2 Common Misconceptions about WebRTC
WebRTC's promise in terms of quality and service enablement need to be understood more precisely.
There are a lot of misconceptions floating around WebRTC. Some call it hype and complain about it, but I just believe it comes from little knowledge. It also causes a lot of people to dismiss the power that WebRTC brings.
Why is this an issue? Because it shifts discussions to the wrong places. It creates a wrong basis of comparison, which leads to more noise than substance.
The two main areas where this is happening?
1. Exaggerating what WebRTC does in terms of quality
2. Treating WebRTC as a service and not as a technology building block
There are people who believe WebRTC is better than [place your favorite service here] because it provides better voice quality or better video quality; because it works in lower bandwidths better, hence enabling communications where it was impossible before; etc.
WebRTC uses codecs that are on par with whatever is out there. And these codecs are free for use elsewhere. Opus, as a voice codec is great. The best there is today I am told. It is part of WebRTC. But it is also part of what AudioCodes does in their SIP IP Phones.
On the video front, VP8 is just as good as H.264. Its advantage is being free while its disadvantage is lack of an ecosystem when compared to H.264.
As for the perceived quality of the users--that varies so much that it is hard to tell. On a scale of 1 to 10 in terms of what you can squeeze out of a network today in terms of quality, I'd place WebRTC at 8. There are better solutions, but not many. And most people don't really care--they just want to communicate.
WebRTC is great, but it is just a modern media engine when you look under the hood. Its disruption comes from how it is wrapped and not from what it contains inside.
2. Service vs. Technology
Ever heard of the suggestion that WebRTC will kill Skype? I've written about it more than once last year. While I still think it is true--it isn't accurate.

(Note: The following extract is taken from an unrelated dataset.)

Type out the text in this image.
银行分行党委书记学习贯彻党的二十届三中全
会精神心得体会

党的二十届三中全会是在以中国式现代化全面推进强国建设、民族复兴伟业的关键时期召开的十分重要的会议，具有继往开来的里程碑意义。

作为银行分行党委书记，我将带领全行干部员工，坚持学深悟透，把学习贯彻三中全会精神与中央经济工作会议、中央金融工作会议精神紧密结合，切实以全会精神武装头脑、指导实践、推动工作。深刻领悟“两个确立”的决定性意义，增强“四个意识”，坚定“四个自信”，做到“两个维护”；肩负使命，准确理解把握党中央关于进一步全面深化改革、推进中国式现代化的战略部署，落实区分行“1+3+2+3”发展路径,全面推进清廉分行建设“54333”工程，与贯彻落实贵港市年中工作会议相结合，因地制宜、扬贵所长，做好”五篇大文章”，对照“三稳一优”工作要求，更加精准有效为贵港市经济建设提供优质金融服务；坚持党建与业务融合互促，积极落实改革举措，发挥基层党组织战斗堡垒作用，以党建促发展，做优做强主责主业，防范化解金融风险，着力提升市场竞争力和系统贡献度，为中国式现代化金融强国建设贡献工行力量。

WebRTC won't kill Skype, but vendors who use it might end up killing Skype. WebRTC is just a technology--a media engine that lacks a lot of other capabilities to get the job done.
When comparing WebRTC to services--be it Skype, Lync or a Cisco Telepresence system--keep in mind that they too can adopt WebRTC (though don't expect that to happen until late 2014 at the very earliest).
This should actually be considered good news, as it allows for WebRTC to be used as a building block, one that can fit in a lot of areas that previous solutions with similar media processing capabilities couldn't. It does that by lowering the barriers of entry and enlarging the developer base with access to these capabilities.